Client Hints Are Replacing User-Agent — What That Means for Tracking

Why User-Agent had to go

The User-Agent header has been an honest accident for thirty years. It was meant to identify the user's browser, ostensibly so servers could send appropriate content. Within a few years it had accreted a Mozilla compatibility token, a Gecko-like compatibility token, a Safari compatibility token, and an arms race of fake brands competing to look like Netscape. By 2020 the average User-Agent was a 90-byte string conveying maybe 5 bytes of useful information, and crucially: that string was readable by every script on the page and contained enough joint entropy (OS version + browser version + platform + GPU vendor on some browsers) to uniquely identify a device.

Chromium's User-Agent Reduction project replaces all of that with two things: a frozen string that conveys only the high-level browser family (“Chrome 126, Windows”), and a set of request headers that servers can opt into when they need more. Each header reveals one thing and one thing only — your OS, your platform version, your CPU architecture, your model — and sensitive ones require user-gesture-driven permission. The story Google tells is that this turns a passive fingerprint surface into an active one a privacy-conscious server can avoid.

The new vocabulary

Always-on (low-entropy)

• Sec-CH-UA — browser brand list (with a GREASE entry to discourage parsing-based blocking).
• Sec-CH-UA-Mobile — boolean (?1 / ?0).
• Sec-CH-UA-Platform — OS family (“macOS”, “Windows”, “Android”…).

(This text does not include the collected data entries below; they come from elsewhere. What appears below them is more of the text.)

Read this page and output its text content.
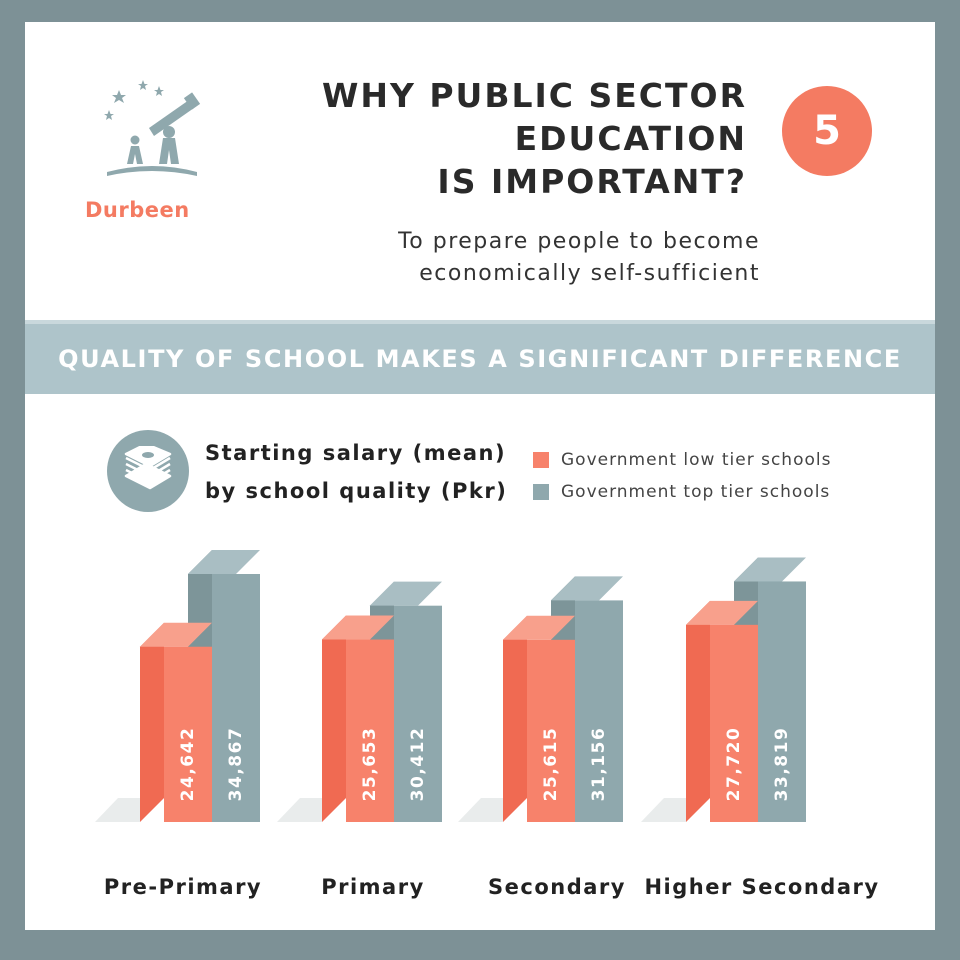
Durbeen
WHY PUBLIC SECTOR
EDUCATION
IS IMPORTANT?
5
To prepare people to become
economically self-sufficient
QUALITY OF SCHOOL MAKES A SIGNIFICANT DIFFERENCE
Starting salary (mean)
by school quality (Pkr)
Government low tier schools
Government top tier schools
34,867
24,642
Pre-Primary
30,412
25,653
Primary
31,156
25,615
Secondary
33,819
27,720
Higher Secondary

High-entropy (Accept-CH opt-in)

• Sec-CH-UA-Platform-Version
• Sec-CH-UA-Arch
• Sec-CH-UA-Bitness
• Sec-CH-UA-Model (device-identifying; requires user gesture)
• Sec-CH-UA-Full-Version-List — full version of every brand in the list.

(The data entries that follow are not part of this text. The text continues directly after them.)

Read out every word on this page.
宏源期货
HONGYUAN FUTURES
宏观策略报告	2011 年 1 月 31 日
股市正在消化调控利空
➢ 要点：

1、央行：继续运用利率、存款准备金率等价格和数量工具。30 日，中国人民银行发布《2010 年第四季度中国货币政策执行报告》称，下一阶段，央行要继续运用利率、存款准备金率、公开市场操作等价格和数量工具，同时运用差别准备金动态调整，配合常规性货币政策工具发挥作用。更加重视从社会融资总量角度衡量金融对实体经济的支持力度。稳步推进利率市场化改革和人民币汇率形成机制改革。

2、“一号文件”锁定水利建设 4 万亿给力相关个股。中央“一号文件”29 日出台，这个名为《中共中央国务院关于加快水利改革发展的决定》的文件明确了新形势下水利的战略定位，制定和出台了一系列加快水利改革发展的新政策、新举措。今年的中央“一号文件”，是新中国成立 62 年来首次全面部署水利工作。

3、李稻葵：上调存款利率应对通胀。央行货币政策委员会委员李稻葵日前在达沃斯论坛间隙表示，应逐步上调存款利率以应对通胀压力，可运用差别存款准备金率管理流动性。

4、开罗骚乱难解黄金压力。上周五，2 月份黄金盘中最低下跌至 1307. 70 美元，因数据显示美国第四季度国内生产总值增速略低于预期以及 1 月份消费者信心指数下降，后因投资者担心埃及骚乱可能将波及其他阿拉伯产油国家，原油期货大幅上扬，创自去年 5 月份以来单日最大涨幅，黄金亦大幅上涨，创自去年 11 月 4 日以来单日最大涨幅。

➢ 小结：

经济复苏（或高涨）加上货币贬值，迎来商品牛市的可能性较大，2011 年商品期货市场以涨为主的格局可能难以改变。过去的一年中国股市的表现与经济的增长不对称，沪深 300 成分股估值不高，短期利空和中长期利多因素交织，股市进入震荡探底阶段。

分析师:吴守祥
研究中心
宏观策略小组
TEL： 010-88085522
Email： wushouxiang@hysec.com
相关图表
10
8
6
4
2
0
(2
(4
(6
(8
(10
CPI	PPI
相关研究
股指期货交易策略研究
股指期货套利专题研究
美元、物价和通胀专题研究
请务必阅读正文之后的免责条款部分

Servers opt in by sending an Accept-CH response header listing the hints they want; the browser then includes them on subsequent same-origin navigations. Critical-CH can force an immediate retry if a hint matters for the first response.

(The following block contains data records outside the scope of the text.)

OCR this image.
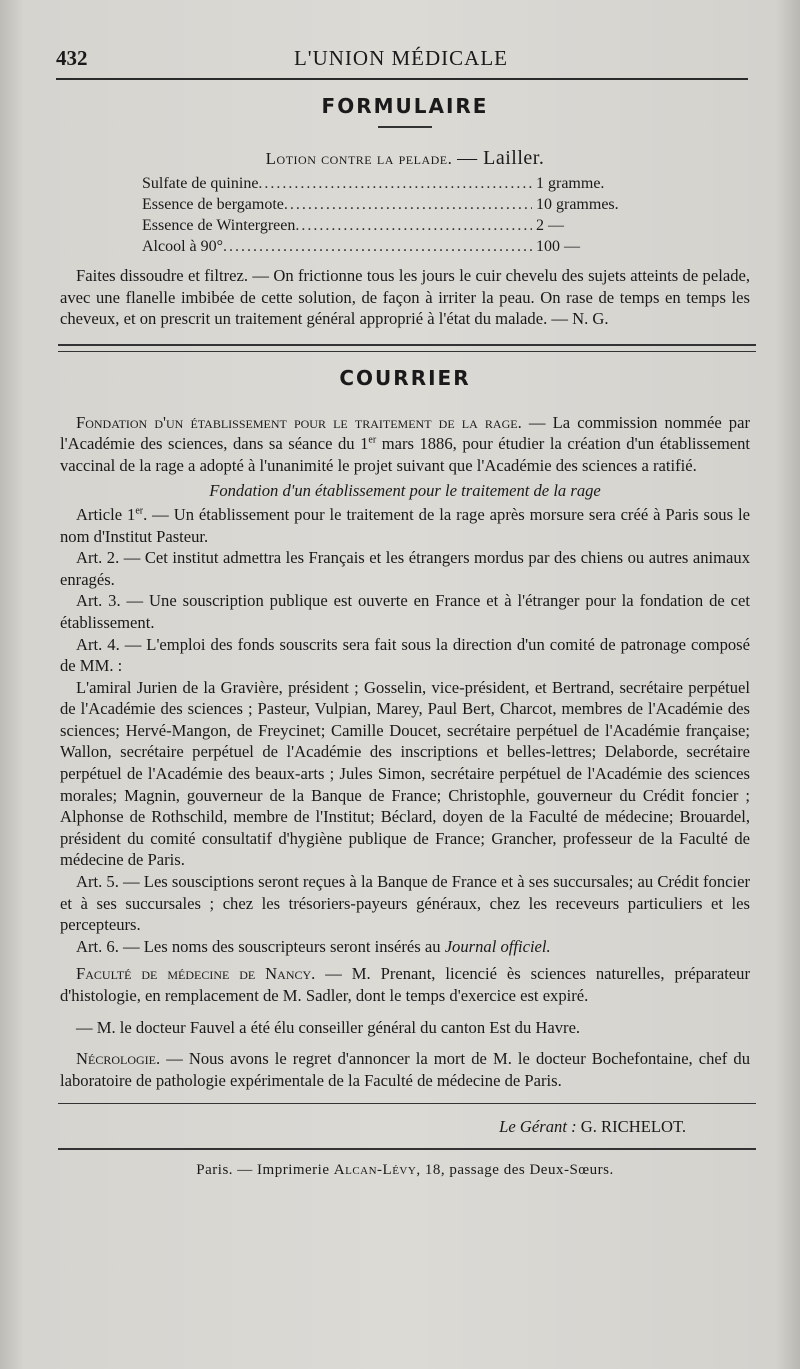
432	L'UNION MÉDICALE
FORMULAIRE
Lotion contre la pelade. — Lailler.
Sulfate de quinine .....	1 gramme.
Essence de bergamote .....	10 grammes.
Essence de Wintergreen .....	2 —
Alcool à 90° .....	100 —

Faites dissoudre et filtrez. — On frictionne tous les jours le cuir chevelu des sujets atteints de pelade, avec une flanelle imbibée de cette solution, de façon à irriter la peau. On rase de temps en temps les cheveux, et on prescrit un traitement général approprié à l'état du malade. — N. G.

COURRIER

Fondation d'un établissement pour le traitement de la rage. — La commission nommée par l'Académie des sciences, dans sa séance du 1er mars 1886, pour étudier la création d'un établissement vaccinal de la rage a adopté à l'unanimité le projet suivant que l'Académie des sciences a ratifié.

Fondation d'un établissement pour le traitement de la rage

Article 1er. — Un établissement pour le traitement de la rage après morsure sera créé à Paris sous le nom d'Institut Pasteur.

Art. 2. — Cet institut admettra les Français et les étrangers mordus par des chiens ou autres animaux enragés.

Art. 3. — Une souscription publique est ouverte en France et à l'étranger pour la fondation de cet établissement.

Art. 4. — L'emploi des fonds souscrits sera fait sous la direction d'un comité de patronage composé de MM. :

L'amiral Jurien de la Gravière, président ; Gosselin, vice-président, et Bertrand, secrétaire perpétuel de l'Académie des sciences ; Pasteur, Vulpian, Marey, Paul Bert, Charcot, membres de l'Académie des sciences; Hervé-Mangon, de Freycinet; Camille Doucet, secrétaire perpétuel de l'Académie française; Wallon, secrétaire perpétuel de l'Académie des inscriptions et belles-lettres; Delaborde, secrétaire perpétuel de l'Académie des beaux-arts ; Jules Simon, secrétaire perpétuel de l'Académie des sciences morales; Magnin, gouverneur de la Banque de France; Christophle, gouverneur du Crédit foncier ; Alphonse de Rothschild, membre de l'Institut; Béclard, doyen de la Faculté de médecine; Brouardel, président du comité consultatif d'hygiène publique de France; Grancher, professeur de la Faculté de médecine de Paris.

Art. 5. — Les sousciptions seront reçues à la Banque de France et à ses succursales; au Crédit foncier et à ses succursales ; chez les trésoriers-payeurs généraux, chez les receveurs particuliers et les percepteurs.

Art. 6. — Les noms des souscripteurs seront insérés au Journal officiel.

Faculté de médecine de Nancy. — M. Prenant, licencié ès sciences naturelles, préparateur d'histologie, en remplacement de M. Sadler, dont le temps d'exercice est expiré.

— M. le docteur Fauvel a été élu conseiller général du canton Est du Havre.

Nécrologie. — Nous avons le regret d'annoncer la mort de M. le docteur Bochefontaine, chef du laboratoire de pathologie expérimentale de la Faculté de médecine de Paris.

Le Gérant : G. RICHELOT.
Paris. — Imprimerie Alcan-Lévy, 18, passage des Deux-Sœurs.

Old shape vs new shape, same browser

What your browser actually sends right now

The widget below is live: it reads your current browser's User-Agent string and queries navigator.userAgentData for the low- and high-entropy hints in one shot. If you are on Firefox or Safari, the right-hand column will be empty — those browsers have signalled they will not implement the JS API or the headers.

What this changes for trackers

The reduction does meaningfully shrink the passive UA fingerprint. The frozen string is the same for every install of the same Chromium major version on the same OS family — there is no longer a free signal that you are on macOS 14.5 build 23F79 with an arm64 chip. Trackers who relied on parsing User-Agent in their first-party JS lost real entropy.

What they have done instead, in roughly increasing order of effort:

• Just opt into the high-entropy hints. A single Accept-CH: Sec-CH-UA-Platform-Version, Sec-CH-UA-Arch, Sec-CH-UA-Bitness, Sec-CH-UA-Full-Version-List recovers most of what User-Agent used to tell them. The bargain is that servers have to explicitly ask, which makes it visible in dev tools and easier to audit.
• Combine with canvas / WebGL / audio fingerprinting. The browser features used in our browser fingerprinting article are unaffected by UA reduction and routinely produce more discriminating fingerprints than UA ever did.
• Move identity into authenticated context. First-party cookies, login state, federated identity. None of this depends on User-Agent.
• Use JA4 at the TLS layer. We have a dedicated JA3/JA4 explainer — the takeaway is that Chrome 126 vs Firefox 127 already had distinct ClientHello fingerprints before HTTP started.

Net effect: trackers with a budget for engineering are fine. The casual ones — random ad networks that parsed the UA string in a regex — lost a small amount of signal, which is probably the biggest privacy win of the project.

What this means for operators

• Stop parsing User-Agent for routing decisions. The frozen string can no longer tell you the platform version. If you need it (e.g. to serve OS-specific binaries), ask for it explicitly via Sec-CH-UA-Platform-Version.
• Document your Accept-CH policy. Asking for more is fine; asking for everything is a smell. Audit what you actually need.
• Don't break Firefox / Safari. They will keep sending the legacy User-Agent. Your code path for parsing it has to stay until Chromium is no longer in the picture, which will never happen.
• Test with --user-agent-reduction. Chromium ships flags for forcing the frozen UA and disabling the high-entropy hints — useful for catching regressions before the reduction reaches stable.